Segundo o Dnit, a ação
foi emergencial para restabelecer a ligação entre Porto Alegre e outras regiões
do estado e o acesso à assistência humanitária. A autarquia afirma que as
construções serão refeitas em área segura, a ser aprovada pela comunidade e pela
Funai, conforme já estava previsto no Plano Básico Ambiental Indígena (PBAI)

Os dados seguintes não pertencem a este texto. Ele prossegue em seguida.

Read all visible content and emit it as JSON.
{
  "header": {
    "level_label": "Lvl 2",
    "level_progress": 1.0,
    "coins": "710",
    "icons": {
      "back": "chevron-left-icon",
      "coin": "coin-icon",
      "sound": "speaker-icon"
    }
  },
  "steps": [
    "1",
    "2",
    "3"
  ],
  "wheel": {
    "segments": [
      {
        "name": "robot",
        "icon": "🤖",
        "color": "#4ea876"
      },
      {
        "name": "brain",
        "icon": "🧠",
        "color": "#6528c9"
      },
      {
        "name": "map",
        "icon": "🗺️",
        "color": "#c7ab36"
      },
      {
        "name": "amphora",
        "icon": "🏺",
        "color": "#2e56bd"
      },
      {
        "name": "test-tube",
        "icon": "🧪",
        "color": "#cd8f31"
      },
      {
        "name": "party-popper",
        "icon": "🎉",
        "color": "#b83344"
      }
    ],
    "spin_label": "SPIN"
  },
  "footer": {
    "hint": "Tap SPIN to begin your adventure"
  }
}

das obras de duplicação da BR-290. A autarquia reforça ainda que a remoção das
moradias não teve relação com as obras.
O Ministério Público
Federal (MPF) no Rio Grande do Sul diz que instaurou procedimento pedindo
informações sobre a ação. ‘‘O objetivo do MPF é não somente exigir do Dnit a
imediata recomposição da aldeia em local a ser definido pelos indígenas, como
também a responsabilização do órgão pelos danos materiais e morais causados à
comunidade, que teve escola, moradias e bens móveis destruídos’’, afirma a
procuradoria em resposta enviada à Pública.
Em todo o estado, há
áreas onde as famílias são obrigadas a viver em áreas degradadas e de risco,
porque não têm acesso à área que deve ser demarcada, explica Roberto Liebgott,
da coordenação do Conselho Indigenista Missionário (Cimi) na região Sul. ‘‘Se
houvesse local demarcado, não precisariam ser removidos e instalariam as
comunidades em locais de menos risco. Não podemos afirmar que solucionaria uma
situação catastrófica como essa, mas daria mais segurança’’, avalia.
A comunidade da
Pekuruty deixou o abrigo em Eldorado no dia 19 de maio e, com apoio da Comissão
Yvyrupá e fundos levantados por doações, reconstruiu quatro casas para a
aldeia, com mutirão, em local próximo ao anterior. Em meio à espera, eles se
instalaram em uma aldeia vizinha, com barracas emergenciais cedidas pelo
Exército.
‘‘O Estado tem essa
dívida de demarcar essas terras. O governo estadual precisa, de alguma maneira,
fazer parte disso, para que regularize, assim como os municípios também. Então,
tem que ser uma questão em conjunto hoje, para que os povos indígenas possam
garantir o direito à sua terra. Dá impressão que nós, indígenas, somos
estrangeiros no nosso país, e o invasor é o verdadeiro brasileiro’’, diz Kretã.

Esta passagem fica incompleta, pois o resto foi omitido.